I'm sure some standards group has defined the grammar for commercial sale of software and related items (media, documentation, support contracts). And I'm equally sure that someone has a nice generic java-based XML-EDI client/server implementation package. But it's certainly cheaper to whack out something using normal web tools and ftp.
In the end, cheaper usually wins out over everything else.
Re:I do! (Score:4, Informative)
Tell me this: what is different between your script writing headers, and the Apache server writing headers, to describe the content about to be sent?
Honestly, use 'wget' or 'lynx -dump' and really examine the headers that are sent when you download a file. Apache is sending those headers. This is what tells the browser what is being sent, and it's the *only* thing telling the browser what is being sent.
Simply mimic those headers (substituting the proper filename and size etc), and the browser will happily prompt the user to download.

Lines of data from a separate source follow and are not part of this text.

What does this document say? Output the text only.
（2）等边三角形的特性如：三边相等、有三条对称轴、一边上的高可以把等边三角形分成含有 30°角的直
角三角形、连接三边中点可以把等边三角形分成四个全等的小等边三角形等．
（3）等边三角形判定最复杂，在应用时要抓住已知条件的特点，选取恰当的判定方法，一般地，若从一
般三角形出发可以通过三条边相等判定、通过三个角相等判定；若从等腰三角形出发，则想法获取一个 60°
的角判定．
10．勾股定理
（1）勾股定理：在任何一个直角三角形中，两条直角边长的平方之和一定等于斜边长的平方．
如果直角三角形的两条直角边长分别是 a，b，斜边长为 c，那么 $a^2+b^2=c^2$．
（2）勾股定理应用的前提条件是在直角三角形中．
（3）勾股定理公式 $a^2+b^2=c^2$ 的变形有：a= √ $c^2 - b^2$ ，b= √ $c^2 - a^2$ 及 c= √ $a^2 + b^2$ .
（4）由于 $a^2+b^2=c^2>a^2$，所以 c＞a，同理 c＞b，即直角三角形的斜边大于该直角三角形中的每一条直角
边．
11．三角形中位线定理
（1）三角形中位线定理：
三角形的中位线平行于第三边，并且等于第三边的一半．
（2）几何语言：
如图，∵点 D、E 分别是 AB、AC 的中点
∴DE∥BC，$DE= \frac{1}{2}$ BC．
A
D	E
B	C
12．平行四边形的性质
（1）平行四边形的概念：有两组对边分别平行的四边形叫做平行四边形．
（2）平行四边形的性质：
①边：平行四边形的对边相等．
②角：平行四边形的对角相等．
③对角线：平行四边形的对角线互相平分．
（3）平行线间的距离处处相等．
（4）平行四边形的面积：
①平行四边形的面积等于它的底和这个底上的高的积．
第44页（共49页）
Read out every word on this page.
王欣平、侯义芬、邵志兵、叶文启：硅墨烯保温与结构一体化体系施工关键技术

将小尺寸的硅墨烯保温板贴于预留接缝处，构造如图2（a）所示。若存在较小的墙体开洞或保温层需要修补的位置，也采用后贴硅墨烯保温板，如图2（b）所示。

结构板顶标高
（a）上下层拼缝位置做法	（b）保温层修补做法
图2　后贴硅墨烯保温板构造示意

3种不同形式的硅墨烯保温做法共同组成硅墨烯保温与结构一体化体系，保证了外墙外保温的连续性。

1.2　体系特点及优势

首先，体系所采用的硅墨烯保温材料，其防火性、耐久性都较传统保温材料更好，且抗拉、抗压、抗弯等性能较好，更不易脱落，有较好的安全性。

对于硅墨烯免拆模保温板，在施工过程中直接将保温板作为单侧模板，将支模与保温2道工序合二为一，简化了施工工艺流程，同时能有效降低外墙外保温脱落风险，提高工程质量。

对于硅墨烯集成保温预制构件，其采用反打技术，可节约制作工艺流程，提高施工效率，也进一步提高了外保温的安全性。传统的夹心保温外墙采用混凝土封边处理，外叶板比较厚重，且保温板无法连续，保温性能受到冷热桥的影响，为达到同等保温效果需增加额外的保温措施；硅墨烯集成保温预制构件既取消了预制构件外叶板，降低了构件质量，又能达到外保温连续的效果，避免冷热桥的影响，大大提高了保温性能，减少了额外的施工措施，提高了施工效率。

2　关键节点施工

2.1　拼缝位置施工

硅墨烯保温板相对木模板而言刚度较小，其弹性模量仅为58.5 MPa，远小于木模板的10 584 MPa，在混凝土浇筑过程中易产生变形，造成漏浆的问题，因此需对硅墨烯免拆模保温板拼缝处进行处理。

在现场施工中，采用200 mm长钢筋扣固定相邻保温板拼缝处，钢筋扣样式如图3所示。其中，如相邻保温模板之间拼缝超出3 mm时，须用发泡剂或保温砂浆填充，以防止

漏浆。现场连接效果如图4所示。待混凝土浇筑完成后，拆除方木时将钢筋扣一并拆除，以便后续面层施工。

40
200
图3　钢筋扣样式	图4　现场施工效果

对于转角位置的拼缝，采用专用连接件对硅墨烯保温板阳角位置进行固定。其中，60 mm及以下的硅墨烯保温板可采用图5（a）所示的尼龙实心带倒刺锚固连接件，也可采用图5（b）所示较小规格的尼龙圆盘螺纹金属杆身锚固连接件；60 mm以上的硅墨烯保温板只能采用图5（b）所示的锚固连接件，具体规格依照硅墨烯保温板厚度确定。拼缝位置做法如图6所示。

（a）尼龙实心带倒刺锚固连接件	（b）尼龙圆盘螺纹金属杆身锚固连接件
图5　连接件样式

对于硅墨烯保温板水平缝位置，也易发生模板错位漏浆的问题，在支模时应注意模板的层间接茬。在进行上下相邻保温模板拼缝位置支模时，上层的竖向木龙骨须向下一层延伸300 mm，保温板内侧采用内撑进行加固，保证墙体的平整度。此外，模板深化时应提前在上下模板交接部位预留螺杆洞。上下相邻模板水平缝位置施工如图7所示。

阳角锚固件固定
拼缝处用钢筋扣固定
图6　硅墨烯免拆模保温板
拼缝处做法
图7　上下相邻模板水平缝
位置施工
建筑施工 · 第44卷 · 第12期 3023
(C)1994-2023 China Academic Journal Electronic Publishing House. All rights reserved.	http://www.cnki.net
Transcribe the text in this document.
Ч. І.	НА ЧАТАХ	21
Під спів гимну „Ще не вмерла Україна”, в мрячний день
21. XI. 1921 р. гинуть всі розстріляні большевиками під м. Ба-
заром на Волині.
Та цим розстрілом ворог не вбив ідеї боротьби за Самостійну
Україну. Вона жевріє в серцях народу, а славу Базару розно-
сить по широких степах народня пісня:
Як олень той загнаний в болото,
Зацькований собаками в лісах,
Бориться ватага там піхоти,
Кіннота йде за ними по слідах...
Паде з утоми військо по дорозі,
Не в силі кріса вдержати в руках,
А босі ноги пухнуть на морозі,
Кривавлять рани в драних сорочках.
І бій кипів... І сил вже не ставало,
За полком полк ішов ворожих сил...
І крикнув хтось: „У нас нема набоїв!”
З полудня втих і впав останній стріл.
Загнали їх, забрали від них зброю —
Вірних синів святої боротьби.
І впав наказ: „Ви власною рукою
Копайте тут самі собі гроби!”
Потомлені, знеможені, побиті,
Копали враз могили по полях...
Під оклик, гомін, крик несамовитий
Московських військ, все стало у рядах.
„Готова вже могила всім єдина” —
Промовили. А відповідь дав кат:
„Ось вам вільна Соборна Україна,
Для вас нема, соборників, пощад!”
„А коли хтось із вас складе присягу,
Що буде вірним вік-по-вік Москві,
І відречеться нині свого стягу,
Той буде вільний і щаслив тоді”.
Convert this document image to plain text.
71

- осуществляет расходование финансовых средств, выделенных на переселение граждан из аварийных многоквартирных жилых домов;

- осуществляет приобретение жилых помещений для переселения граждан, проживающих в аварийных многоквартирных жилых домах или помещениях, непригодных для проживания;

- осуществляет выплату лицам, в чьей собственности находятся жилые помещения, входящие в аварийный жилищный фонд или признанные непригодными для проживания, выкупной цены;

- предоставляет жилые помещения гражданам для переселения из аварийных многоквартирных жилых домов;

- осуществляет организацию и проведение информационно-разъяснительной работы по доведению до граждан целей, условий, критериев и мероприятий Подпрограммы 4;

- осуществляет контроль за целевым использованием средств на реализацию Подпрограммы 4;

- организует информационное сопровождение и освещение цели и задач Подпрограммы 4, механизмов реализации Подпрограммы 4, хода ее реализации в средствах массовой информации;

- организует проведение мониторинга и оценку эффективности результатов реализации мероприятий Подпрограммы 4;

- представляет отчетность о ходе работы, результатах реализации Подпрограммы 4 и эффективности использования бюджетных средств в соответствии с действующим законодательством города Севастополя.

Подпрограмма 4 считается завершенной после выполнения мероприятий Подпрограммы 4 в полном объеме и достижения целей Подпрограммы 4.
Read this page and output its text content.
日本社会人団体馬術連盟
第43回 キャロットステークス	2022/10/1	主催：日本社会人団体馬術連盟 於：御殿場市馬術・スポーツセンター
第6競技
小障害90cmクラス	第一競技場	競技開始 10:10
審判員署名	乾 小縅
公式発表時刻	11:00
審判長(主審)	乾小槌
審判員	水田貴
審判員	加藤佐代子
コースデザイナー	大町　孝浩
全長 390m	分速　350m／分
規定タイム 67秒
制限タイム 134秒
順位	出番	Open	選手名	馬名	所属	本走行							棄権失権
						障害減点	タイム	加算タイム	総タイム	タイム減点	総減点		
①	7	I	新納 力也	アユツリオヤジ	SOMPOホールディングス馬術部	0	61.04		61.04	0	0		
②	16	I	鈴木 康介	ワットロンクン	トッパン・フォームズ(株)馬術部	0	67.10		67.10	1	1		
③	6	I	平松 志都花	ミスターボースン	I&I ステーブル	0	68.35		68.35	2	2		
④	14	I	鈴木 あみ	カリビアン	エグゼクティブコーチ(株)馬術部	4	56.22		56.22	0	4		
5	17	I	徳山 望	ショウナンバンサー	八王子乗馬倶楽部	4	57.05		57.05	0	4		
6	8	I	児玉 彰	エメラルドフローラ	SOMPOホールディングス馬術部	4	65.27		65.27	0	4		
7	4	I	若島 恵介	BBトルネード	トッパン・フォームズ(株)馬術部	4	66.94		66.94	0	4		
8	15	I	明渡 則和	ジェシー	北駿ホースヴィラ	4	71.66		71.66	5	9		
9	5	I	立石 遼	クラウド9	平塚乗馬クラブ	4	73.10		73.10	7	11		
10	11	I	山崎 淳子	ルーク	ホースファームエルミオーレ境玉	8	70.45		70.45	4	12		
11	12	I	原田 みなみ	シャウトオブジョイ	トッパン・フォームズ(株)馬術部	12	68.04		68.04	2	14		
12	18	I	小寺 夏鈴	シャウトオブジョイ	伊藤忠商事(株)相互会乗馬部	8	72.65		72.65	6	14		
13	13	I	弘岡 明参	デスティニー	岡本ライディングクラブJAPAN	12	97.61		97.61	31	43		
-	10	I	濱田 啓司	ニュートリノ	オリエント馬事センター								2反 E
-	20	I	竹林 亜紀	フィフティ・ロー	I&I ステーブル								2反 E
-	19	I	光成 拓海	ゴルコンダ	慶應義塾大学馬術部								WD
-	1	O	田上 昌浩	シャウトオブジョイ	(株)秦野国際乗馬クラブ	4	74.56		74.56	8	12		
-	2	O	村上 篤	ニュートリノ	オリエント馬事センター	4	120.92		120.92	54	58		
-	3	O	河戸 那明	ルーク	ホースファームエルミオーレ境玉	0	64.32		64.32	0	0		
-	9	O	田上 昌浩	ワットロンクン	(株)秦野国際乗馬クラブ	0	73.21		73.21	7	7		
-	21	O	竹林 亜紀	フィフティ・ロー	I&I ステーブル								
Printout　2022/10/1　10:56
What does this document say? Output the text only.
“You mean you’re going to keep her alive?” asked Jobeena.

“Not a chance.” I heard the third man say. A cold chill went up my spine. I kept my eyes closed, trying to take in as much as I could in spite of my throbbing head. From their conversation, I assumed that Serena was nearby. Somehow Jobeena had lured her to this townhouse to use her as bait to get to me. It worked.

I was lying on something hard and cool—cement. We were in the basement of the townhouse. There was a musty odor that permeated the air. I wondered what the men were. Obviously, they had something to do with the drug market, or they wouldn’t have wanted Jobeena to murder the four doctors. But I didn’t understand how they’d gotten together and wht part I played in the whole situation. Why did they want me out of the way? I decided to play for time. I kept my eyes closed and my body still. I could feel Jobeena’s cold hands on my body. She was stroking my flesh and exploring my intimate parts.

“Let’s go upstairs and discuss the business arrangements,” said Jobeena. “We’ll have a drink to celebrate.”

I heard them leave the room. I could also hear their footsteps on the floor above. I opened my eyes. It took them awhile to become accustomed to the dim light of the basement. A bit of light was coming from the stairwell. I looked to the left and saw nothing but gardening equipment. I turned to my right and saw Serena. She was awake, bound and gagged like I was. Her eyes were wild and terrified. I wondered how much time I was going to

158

We built an inventory system for a manufacturer, and having pre-built Excel reports was one of their requirements. We simply send an HTML table, but sending the headers to appear as a
It just takes some trial and error, but the biggest clue is to look at the headers that are sent when you actually download a file directly. The browser doesn't know (or care) whether it's a binary webserver program, or a bash shell script, sending the headers.
And if that's too much work, again, create a symlink:
ln -s filename.zip [unique-id]-filename.zip
And give a hyperlink to the symlink. That's about as simple as it gets. In Windows you could probably create a "shortcut", but I really don't know/care about that. If you're running Unix, you have a ton of options here.
Re:I do! (Score:3, Informative)
I'm generating PDFs to send dynamically. I've done the same thing with inline jpgs for ages now, without having to save them to disk in any way, shape, or form.
Browsers don't like HTTP redirects. It doesn't always work. IE5.5 is seriously broken unless you have a certain set of patches installed. Opera 6.0 Linux freaks out. Mozilla mostly handles stuff right.
Eventually I had to do something like you did, generate the file and put it on a directly accessible filesystem, which is very inefficient compared to just streaming the data out, and potentially a lot less secure.
Why can't browsers get their act together with dymanic content generated for external plugins? It doesn't seem like it would be that hard to fix... Mozilla already has it mostly right.
Re:I do! (Score:4, Informative)
I do recall there being one issue, with Mozilla/Netscape specifically, where the filename it prompts you to save is the filename of the *script*. But we got around this using mod_rewrite. So a link like this:
[unique-id]-filename.zip
becomes:
script.php?id=[unique-id]
And, since the browser is seeing "...zip" as the filename, it prompts with the correct default "Save As" filename. That's what we actually did for the Excel file, we just linked to (eg) Report.xls, which was actually a script.
Personally, I say go with the symlink idea. It's probably the easiest for you to change from your current setup; simply change your 'cp' command to 'ln -s'... the deletion of the link, downloading of the link, etc will work just the same as if it were truly a redundant copy of the file.
Of course Apache must be set to follow symlinks; don't forget to check that first.
Re:I do! - hooray for *nix users (Score:2, Informative)
We will use the free junction command line component, or linkd.exe, or one of the others and run it from our ASP page using ASPExec from ServerObjects.com. Will do the same as the unix version of a virtual link.
So, even if this thread did not help the oroginal poster, it helped us out and that is a good thing.
Give yourselves all +1 karma
Good job!
Re:Please restrain the knee-jerk reaction (Score:3, Informative)
So anyone who shares it will be likely flagged by Gibson.